According to the literature, the yield of daptomycin after fermentation of the Streptomyces filamentosus strain CGMCC No. 16016 can reach approximately 3.47 g/l (CN110777084, 02/11/2020).

The research results allow us to conclude that the microorganism strain of the present invention has high biotechnological potential, significantly increased productivity and can be used for the industrial production of the antibiotic daptomycin.

Example 6 . Method for isolating daptomycin.

After cultivating the microorganism Streptomyces baarnensis VKPM Ac-2200, the biomass was separated from the culture liquid using microfiltration. The culture liquid purified from biomass was transferred to the purification stage, where the ultrafiltration process was carried out, and the waste biomass was disposed of.

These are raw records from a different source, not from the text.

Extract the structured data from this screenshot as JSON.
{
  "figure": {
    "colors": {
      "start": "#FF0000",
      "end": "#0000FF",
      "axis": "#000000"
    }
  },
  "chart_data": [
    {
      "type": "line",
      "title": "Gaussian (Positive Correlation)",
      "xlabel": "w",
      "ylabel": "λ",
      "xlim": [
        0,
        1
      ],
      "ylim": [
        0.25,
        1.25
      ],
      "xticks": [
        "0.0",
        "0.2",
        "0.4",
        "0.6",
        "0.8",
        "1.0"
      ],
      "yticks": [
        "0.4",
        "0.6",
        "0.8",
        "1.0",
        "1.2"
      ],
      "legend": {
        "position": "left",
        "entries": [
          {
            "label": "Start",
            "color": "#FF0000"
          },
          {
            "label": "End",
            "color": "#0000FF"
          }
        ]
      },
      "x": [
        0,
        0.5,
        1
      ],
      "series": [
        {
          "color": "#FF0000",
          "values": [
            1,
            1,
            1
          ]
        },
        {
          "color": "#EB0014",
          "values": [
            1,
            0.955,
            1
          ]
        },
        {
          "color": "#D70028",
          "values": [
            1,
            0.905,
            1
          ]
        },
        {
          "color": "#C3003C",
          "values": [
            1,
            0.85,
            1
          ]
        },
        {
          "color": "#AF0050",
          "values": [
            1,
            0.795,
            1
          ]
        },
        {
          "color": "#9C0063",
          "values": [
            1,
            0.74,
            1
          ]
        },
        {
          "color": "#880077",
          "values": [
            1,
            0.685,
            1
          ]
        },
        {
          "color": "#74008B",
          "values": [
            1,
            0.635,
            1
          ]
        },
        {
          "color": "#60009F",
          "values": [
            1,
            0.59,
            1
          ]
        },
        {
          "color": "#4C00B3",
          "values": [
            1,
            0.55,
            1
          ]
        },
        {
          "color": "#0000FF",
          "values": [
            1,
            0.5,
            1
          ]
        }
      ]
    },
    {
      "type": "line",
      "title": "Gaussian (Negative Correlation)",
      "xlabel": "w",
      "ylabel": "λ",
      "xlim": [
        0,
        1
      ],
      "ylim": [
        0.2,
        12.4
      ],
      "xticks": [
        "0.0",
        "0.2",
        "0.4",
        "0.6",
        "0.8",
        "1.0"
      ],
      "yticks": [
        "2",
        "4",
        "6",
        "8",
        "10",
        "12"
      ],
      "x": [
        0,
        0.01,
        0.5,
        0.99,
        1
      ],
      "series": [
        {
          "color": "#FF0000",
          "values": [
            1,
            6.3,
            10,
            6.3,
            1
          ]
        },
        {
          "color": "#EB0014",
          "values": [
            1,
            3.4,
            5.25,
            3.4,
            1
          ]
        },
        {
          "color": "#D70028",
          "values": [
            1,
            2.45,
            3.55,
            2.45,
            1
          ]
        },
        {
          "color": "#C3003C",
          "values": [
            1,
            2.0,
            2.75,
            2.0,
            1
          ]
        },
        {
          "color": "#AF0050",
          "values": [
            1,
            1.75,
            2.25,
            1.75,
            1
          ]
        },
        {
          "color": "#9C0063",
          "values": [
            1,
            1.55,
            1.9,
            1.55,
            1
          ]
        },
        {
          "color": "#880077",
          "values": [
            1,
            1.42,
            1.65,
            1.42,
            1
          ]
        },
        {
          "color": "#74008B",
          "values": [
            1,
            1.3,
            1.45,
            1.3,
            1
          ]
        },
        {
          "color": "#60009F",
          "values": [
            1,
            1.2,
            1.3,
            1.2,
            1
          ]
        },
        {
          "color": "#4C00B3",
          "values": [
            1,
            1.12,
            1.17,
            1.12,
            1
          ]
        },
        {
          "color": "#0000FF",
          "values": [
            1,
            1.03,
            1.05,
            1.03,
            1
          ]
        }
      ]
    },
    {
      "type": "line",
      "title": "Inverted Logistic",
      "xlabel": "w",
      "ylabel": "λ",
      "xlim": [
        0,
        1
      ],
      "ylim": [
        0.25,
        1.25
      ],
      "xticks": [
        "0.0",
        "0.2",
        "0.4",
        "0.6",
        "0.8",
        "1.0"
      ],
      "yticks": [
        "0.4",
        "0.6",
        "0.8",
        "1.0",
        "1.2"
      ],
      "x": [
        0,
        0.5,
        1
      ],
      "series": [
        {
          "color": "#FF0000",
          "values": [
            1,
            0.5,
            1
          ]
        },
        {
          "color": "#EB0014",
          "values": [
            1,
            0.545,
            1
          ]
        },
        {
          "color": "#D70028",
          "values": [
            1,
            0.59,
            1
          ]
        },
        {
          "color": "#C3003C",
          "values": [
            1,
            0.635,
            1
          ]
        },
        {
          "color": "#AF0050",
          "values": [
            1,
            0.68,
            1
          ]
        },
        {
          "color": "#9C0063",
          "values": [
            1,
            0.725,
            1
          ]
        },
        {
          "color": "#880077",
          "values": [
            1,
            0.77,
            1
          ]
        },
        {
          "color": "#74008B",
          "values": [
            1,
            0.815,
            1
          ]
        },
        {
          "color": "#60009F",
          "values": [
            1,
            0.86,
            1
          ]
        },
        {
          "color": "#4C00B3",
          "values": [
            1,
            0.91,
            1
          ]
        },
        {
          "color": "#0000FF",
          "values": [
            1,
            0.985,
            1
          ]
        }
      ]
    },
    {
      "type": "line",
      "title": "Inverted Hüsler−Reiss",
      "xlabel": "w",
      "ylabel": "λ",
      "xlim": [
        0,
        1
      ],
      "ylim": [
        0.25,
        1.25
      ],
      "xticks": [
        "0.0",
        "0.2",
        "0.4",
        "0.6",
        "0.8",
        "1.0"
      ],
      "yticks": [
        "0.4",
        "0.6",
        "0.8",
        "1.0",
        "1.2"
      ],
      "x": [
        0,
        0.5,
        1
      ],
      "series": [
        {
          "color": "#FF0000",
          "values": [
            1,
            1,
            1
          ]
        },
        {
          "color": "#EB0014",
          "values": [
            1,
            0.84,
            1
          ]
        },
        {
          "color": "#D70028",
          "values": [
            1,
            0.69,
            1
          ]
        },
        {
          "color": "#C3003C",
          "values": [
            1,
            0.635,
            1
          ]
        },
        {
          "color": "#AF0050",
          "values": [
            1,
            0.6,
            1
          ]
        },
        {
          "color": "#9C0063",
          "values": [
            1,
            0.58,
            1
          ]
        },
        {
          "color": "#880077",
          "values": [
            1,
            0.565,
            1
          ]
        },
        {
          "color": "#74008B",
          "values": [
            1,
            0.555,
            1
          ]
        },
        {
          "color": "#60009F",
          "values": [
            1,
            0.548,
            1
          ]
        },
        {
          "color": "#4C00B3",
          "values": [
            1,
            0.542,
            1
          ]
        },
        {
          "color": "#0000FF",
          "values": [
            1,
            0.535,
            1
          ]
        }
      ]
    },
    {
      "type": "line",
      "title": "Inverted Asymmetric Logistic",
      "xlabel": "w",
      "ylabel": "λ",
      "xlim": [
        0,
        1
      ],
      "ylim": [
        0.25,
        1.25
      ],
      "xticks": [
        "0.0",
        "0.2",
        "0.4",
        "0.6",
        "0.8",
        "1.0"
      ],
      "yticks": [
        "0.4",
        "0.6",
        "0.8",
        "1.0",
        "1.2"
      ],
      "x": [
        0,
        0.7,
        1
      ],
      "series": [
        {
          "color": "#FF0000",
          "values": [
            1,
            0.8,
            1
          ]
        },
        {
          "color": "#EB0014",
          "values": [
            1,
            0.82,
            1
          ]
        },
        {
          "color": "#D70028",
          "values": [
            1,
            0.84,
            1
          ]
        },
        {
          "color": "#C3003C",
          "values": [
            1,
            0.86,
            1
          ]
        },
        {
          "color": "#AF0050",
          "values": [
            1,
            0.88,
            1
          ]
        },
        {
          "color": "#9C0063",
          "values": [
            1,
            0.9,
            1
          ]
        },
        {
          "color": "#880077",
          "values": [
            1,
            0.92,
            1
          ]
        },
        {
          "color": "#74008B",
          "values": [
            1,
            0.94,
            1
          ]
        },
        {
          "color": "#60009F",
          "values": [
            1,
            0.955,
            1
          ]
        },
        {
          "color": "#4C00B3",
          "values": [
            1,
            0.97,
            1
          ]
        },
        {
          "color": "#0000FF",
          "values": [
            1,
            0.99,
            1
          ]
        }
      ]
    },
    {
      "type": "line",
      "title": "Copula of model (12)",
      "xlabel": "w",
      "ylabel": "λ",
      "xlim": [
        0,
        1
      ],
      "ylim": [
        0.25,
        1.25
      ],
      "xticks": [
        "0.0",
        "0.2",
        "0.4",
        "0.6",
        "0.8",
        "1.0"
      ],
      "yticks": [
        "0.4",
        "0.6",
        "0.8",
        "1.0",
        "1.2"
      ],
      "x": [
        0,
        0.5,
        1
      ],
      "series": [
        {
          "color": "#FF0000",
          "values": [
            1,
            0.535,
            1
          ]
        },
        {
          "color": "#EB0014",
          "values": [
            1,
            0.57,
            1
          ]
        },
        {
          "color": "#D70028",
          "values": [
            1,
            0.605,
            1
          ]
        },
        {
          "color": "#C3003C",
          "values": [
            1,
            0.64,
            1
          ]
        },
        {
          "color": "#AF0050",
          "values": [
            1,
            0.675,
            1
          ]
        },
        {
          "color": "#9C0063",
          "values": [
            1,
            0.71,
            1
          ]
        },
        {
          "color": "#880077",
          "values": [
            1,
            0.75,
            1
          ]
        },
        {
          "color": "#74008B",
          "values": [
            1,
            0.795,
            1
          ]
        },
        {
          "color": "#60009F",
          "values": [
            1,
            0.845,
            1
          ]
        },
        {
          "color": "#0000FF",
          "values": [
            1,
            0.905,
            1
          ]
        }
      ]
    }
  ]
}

The purified solution was passed through a column with hydrophobic sorbent HP-20 twice. Elution fractions were analyzed by HPLC. Fractions containing daptomycin with a purity of at least 90% were combined and transferred portionwise into a rotary evaporator flask. The solvent was removed in vacuum at a temperature not exceeding 35°C. Next, the ultrafiltration process was carried out. The purified daptomycin solution was concentrated using a reverse osmosis system. The composition was cooled and further filtered.

Claims (3)

1. Streptomyces baarnensis strain VKPM Ac-2200 is a producer of daptomycin. 2. Use of the strain according to claim 1 to obtain daptomycin. 3. A method for producing daptomycin, including cultivating the strain according to claim 1 and isolating daptomycin from the culture liquid, followed by purification.